En guise de lot de consolation, ces députés - qui continuent de se dire «de gauche» - se raccrochent à quelques mesures plus sociales. Ils insistent sur la revalorisation de la prime d'activité, du minimum vieillesse ou de l'allocation adulte handicapé (AAH). «On aurait pu retrouver tout ça dans un gouvernement Hollande», se félicite Cécile Muschotti, nouvelle députée du Var. Certains citent les budgets en hausse de la Justice et de l'Education nationale. «Je ne m'arc-boute pas sur la loi de finances pour dire qu'on va y trouver notre équilibre. On est en train de faire en sorte que le mot "social" apparaisse plus souvent. Les actes qu'on va composer au fil du temps, c'est ça qui m'intéresse», avance une députée LREM. Ceux-ci attendent ainsi beaucoup de la «stratégie» de lutte contre la pauvreté lancée ce mardi à Gennevilliers (Hauts-de-Seine) par Emmanuel Macron.

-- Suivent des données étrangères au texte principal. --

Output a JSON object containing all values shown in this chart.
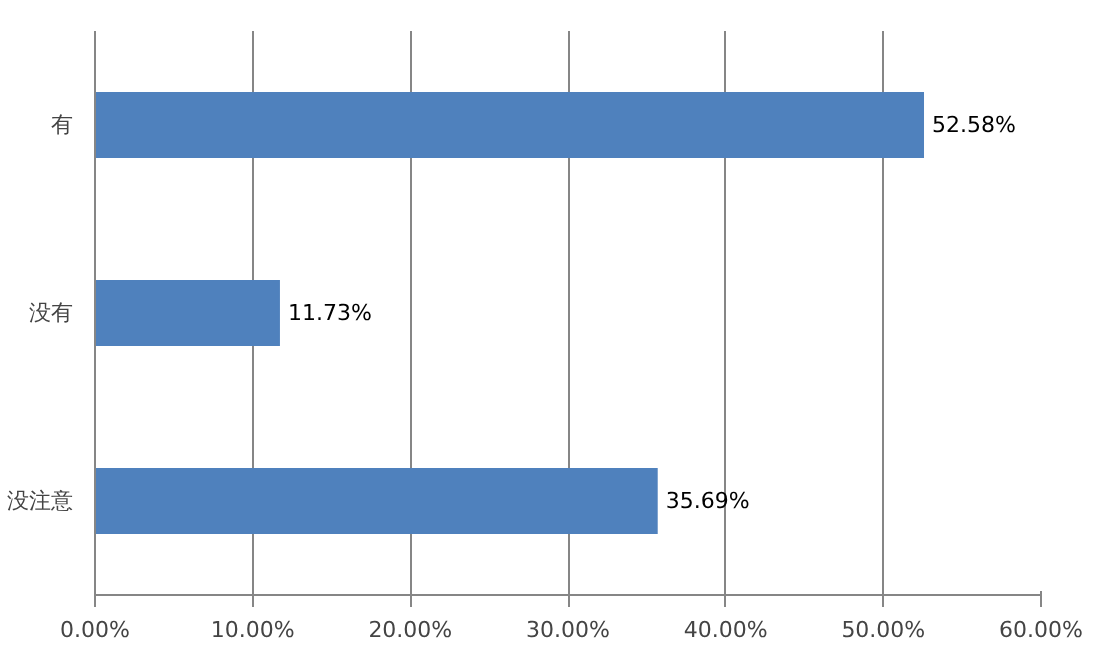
{
  "chart_data": {
    "type": "bar",
    "orientation": "horizontal",
    "categories": [
      "有",
      "没有",
      "没注意"
    ],
    "values": [
      52.58,
      11.73,
      35.69
    ],
    "color": "#4f81bd",
    "value_labels": [
      "52.58%",
      "11.73%",
      "35.69%"
    ],
    "xlim": [
      0,
      60
    ],
    "xticks": [
      {
        "value": 0,
        "label": "0.00%"
      },
      {
        "value": 10,
        "label": "10.00%"
      },
      {
        "value": 20,
        "label": "20.00%"
      },
      {
        "value": 30,
        "label": "30.00%"
      },
      {
        "value": 40,
        "label": "40.00%"
      },
      {
        "value": 50,
        "label": "50.00%"
      },
      {
        "value": 60,
        "label": "60.00%"
      }
    ],
    "grid": "x"
  }
}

«Contradiction». Sentant les cas de conscience de leurs anciens camarades, les députés socialistes enfoncent le clou, le patron du groupe Nouvelle Gauche, Olivier Faure, en appelant à leur «cohérence», dans une lettre ouverte : «Nous savons que pour nombre d'entre vous, le déséquilibre de ce budget est une surprise qui entre en contradiction flagrante avec vos engagements passés. Nombre d'entre vous, qui avez combattu avec vigueur le "bouclier fiscal" de Nicolas Sarkozy, ne pouvez assumer d'être les auteurs d'une véritable "armure fiscale".» En séance, les députés socialistes ne manqueront sans doute pas de continuer à les interpeller. «Je ne suis pas sûr que tous les députés En marche soient venus pour faire les poches du logement social et augmenter le forfait hospitalier», pointe Boris Vallaud.
Guère disposés à refaire ami-ami, les recrues LREM renvoient les socialistes à leurs propres querelles. «C'est affligeant de voir d'anciens ministres, qui étaient sur notre ligne, tenir aujourd'hui de tels propos politiciens», dénonce Cécile Muschotti, visant les critiques de Michel Sapin (lire page 3) ou de Bernard Cazeneuve. «De quel PS parle-t-on ? réplique, de son côté, le député de Gironde Florent Boudié. Celui du Fabius des baisses d'impôt, qui s'était déjà interrogé sur la pertinence de l'ISF ? Ou celui de Dominique Strauss-Kahn qui soulignait le niveau trop élevé, dans la compétition internationale, de la fiscalité du capital ? Qui peut croire qu'il y a encore une cohérence chez eux ?» Parmi les premiers socialistes à avoir suivi Macron, lui assume l'ensemble des réformes fiscales, arguant que «personne n'est pris en traître, il n'y a aucune surprise». «La suppression de l'ISF n'enlève rien à personne, rien à ceux qui souffrent mais envoie un signal à l'extérieur», assure-t-il.
Pour ceux qui auraient des états d’âme, le groupe LREM renvoie au huis-clos des discussions en groupe. Prière de râler en interne plutôt que de défendre ses propres amendements.